Auditor Baker Tilly reported an unmodified (clean) opinion on Prescott’s FY2025 financial statements, no Yellow Book compliance findings, and no single-audit findings on federal airport grants; the city’s general fund increased by $15.7 million for the year.

The City of Prescott’s independent auditors presented the fiscal year 2025 audit results at the Jan. 13 council meeting and reported a clean set of financial statements and no compliance findings.

Brian Hemerly, partner with Baker Tilly, told the council the annual comprehensive financial report received an "unmodified opinion," meaning the auditors found no material misstatements. He said the Yellow Book compliance review identified no instances of noncompliance with laws or regulations and that the city’s single-audit review of federal grant spending (including Airport Improvement Program awards and related COVID funding) produced no findings.

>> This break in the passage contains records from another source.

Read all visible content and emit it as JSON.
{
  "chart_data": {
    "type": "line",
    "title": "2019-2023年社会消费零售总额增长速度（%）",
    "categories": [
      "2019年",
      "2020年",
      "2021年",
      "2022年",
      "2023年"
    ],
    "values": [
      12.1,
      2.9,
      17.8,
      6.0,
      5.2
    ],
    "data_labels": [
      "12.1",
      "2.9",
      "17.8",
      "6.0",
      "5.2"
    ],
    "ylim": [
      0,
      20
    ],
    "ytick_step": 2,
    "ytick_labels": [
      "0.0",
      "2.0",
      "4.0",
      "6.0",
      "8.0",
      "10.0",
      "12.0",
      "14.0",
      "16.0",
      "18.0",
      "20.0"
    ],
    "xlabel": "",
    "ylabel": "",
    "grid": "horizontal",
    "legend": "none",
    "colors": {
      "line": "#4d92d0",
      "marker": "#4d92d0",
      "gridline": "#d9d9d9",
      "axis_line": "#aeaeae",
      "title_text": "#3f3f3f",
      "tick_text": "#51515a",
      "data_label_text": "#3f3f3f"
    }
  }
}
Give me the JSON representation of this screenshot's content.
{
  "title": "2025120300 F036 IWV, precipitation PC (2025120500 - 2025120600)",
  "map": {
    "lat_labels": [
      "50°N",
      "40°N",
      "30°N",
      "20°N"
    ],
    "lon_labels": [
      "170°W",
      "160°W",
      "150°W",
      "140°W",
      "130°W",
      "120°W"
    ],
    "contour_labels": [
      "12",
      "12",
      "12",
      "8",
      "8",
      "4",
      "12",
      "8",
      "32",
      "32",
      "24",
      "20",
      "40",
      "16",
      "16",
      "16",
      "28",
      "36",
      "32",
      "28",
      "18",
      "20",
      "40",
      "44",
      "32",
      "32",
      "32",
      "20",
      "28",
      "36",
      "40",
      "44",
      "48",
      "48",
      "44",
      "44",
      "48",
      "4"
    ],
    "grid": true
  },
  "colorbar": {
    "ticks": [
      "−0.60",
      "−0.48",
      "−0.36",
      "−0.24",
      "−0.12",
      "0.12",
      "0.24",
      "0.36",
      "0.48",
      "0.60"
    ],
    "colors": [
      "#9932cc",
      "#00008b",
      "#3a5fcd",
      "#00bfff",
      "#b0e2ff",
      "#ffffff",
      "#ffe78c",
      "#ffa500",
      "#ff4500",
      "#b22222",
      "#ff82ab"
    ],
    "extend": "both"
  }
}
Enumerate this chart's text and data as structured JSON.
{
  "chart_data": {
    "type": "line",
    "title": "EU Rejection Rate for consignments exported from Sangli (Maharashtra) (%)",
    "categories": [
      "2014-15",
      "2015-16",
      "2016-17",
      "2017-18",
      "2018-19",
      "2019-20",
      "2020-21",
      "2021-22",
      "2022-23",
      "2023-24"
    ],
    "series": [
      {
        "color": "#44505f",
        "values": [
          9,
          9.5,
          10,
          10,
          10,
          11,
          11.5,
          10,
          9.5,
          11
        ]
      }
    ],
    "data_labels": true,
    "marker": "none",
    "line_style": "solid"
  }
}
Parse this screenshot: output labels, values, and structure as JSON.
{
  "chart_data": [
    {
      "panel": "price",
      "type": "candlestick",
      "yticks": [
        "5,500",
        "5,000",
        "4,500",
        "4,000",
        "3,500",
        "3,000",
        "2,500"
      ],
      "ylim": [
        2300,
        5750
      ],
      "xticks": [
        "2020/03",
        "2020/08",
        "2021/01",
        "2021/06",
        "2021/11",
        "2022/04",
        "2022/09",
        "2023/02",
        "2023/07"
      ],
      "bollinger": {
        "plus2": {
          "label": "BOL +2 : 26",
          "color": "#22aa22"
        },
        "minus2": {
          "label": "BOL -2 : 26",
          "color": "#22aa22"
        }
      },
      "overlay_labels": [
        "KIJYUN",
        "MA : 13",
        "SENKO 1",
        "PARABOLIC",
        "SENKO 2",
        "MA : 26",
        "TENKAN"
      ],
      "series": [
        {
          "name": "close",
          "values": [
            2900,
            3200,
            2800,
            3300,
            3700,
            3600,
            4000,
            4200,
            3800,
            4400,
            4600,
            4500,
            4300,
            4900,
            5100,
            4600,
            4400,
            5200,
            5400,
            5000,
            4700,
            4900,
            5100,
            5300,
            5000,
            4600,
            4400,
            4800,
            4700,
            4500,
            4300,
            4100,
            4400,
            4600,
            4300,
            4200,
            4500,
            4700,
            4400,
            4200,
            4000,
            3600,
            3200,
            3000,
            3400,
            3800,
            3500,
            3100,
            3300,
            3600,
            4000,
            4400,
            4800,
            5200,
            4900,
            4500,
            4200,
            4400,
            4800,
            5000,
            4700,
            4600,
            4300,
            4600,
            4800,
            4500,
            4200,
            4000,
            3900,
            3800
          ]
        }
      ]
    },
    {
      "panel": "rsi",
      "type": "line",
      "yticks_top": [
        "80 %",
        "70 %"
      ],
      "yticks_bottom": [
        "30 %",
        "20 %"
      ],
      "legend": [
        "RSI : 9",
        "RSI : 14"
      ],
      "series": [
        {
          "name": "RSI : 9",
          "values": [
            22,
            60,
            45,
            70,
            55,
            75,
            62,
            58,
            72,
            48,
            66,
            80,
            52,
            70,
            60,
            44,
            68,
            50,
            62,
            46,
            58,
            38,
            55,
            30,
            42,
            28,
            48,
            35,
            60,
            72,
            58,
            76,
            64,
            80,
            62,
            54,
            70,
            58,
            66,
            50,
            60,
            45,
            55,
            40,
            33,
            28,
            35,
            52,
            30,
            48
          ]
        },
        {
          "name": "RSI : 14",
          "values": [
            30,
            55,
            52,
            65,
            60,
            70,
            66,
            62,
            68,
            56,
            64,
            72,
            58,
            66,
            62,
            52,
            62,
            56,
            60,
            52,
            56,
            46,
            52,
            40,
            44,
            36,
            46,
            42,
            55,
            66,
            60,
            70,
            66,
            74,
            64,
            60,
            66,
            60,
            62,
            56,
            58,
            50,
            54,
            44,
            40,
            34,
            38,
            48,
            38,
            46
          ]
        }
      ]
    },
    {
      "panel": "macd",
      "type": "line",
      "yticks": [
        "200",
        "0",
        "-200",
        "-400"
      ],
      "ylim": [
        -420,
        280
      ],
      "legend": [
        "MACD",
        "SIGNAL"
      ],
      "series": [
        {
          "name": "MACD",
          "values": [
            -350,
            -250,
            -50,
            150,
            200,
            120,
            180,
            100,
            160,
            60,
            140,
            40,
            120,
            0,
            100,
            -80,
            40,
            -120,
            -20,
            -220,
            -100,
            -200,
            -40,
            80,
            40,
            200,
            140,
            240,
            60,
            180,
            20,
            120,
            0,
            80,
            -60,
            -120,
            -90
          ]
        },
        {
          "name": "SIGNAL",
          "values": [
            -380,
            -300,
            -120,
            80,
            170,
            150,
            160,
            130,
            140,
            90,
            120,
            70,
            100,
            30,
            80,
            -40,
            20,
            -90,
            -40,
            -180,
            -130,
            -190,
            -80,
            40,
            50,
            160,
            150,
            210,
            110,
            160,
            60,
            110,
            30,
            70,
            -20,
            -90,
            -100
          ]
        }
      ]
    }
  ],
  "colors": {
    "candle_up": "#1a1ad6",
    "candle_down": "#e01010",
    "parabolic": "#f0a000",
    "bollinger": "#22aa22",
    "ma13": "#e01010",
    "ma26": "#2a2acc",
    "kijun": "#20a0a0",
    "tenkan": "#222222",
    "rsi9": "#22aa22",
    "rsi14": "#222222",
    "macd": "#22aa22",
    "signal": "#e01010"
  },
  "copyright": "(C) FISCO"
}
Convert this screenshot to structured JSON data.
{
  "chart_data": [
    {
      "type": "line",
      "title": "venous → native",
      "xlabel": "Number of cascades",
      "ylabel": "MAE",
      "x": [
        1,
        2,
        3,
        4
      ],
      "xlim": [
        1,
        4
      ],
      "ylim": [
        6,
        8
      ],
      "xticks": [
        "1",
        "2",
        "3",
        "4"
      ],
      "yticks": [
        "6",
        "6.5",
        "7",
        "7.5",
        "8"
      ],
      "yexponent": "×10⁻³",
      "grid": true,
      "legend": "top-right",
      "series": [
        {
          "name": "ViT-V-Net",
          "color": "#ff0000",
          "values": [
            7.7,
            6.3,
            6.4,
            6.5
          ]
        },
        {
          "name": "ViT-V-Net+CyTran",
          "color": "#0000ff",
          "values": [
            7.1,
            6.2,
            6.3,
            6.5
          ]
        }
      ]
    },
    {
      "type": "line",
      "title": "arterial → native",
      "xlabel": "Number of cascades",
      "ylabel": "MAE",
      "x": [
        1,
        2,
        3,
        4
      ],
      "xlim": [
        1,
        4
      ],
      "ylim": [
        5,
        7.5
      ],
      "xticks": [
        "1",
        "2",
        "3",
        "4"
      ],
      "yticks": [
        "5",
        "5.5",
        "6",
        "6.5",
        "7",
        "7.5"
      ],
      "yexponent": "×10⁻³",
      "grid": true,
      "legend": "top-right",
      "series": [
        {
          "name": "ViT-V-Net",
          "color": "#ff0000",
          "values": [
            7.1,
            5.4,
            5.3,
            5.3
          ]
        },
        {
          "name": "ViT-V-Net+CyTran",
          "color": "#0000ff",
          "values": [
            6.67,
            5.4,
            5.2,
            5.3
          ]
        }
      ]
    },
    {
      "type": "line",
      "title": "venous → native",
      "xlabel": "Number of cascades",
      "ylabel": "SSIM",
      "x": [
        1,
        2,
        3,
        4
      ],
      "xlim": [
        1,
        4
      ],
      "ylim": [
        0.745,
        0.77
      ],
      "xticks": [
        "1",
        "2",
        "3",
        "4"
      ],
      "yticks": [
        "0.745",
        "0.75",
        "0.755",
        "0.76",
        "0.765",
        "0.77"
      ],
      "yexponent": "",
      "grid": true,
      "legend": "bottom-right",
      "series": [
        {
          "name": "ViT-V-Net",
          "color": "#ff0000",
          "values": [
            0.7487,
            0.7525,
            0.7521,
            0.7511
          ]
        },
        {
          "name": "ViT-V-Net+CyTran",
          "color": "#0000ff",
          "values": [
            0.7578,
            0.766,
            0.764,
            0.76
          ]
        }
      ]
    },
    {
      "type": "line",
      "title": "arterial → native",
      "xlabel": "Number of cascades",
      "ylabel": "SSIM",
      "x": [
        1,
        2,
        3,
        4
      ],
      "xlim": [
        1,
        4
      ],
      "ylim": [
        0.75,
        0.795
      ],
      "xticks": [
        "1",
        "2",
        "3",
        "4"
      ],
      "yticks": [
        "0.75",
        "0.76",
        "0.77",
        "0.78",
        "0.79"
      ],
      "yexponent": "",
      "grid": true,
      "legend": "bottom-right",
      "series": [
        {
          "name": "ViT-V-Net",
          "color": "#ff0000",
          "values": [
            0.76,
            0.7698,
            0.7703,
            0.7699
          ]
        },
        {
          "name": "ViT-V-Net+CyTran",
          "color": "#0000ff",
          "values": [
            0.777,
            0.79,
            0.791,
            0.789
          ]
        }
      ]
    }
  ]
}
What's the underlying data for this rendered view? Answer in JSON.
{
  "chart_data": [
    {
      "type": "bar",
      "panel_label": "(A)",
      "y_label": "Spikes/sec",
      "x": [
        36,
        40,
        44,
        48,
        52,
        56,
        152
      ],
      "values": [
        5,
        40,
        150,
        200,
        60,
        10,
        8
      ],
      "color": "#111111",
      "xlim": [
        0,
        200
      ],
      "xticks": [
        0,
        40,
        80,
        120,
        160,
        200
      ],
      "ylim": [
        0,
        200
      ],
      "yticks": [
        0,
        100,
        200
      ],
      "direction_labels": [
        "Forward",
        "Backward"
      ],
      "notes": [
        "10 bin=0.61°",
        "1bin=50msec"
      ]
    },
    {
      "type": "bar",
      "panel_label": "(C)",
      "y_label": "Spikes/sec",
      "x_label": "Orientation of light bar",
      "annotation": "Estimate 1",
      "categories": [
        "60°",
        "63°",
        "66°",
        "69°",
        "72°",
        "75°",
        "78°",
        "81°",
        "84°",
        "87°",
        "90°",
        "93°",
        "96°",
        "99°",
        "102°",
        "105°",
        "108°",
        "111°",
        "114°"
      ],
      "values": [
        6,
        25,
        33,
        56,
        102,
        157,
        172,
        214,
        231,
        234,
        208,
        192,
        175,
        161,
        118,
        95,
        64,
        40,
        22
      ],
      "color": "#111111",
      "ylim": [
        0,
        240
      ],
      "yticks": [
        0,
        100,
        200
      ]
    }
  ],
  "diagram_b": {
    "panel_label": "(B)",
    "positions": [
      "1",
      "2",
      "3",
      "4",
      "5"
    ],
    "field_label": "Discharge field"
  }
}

Key figures and context: Hemerly reported the city's general fund fund balance increased by approximately $15.7 million for the year ending June 30, 2025, citing stronger-than-expected collections on local taxes and building-related charges; the water and wastewater enterprise funds produced net position increases (water +$9.8 million; wastewater +$4.1 million). The airport fund’s operating expenses exceeded operating revenues, but grant activity and transfers contributed to a reported net position increase tied largely to capital contributions.

Audit scope and internal controls: Hemerly said auditors provide reasonable — not absolute — assurance and use materiality thresholds, noting one accounting standard change related to compensated absences increased recorded liabilities for vacation and sick time. The auditors reported no internal control matters to communicate this year and no identified fraud.

What this means: The clean opinions and lack of audit findings reduce immediate fiscal or compliance concerns for the city, but council members and staff may continue monitoring enterprise fund performance (notably the airport fund) and implementation of voter-approved dedicated public-safety sales tax spending.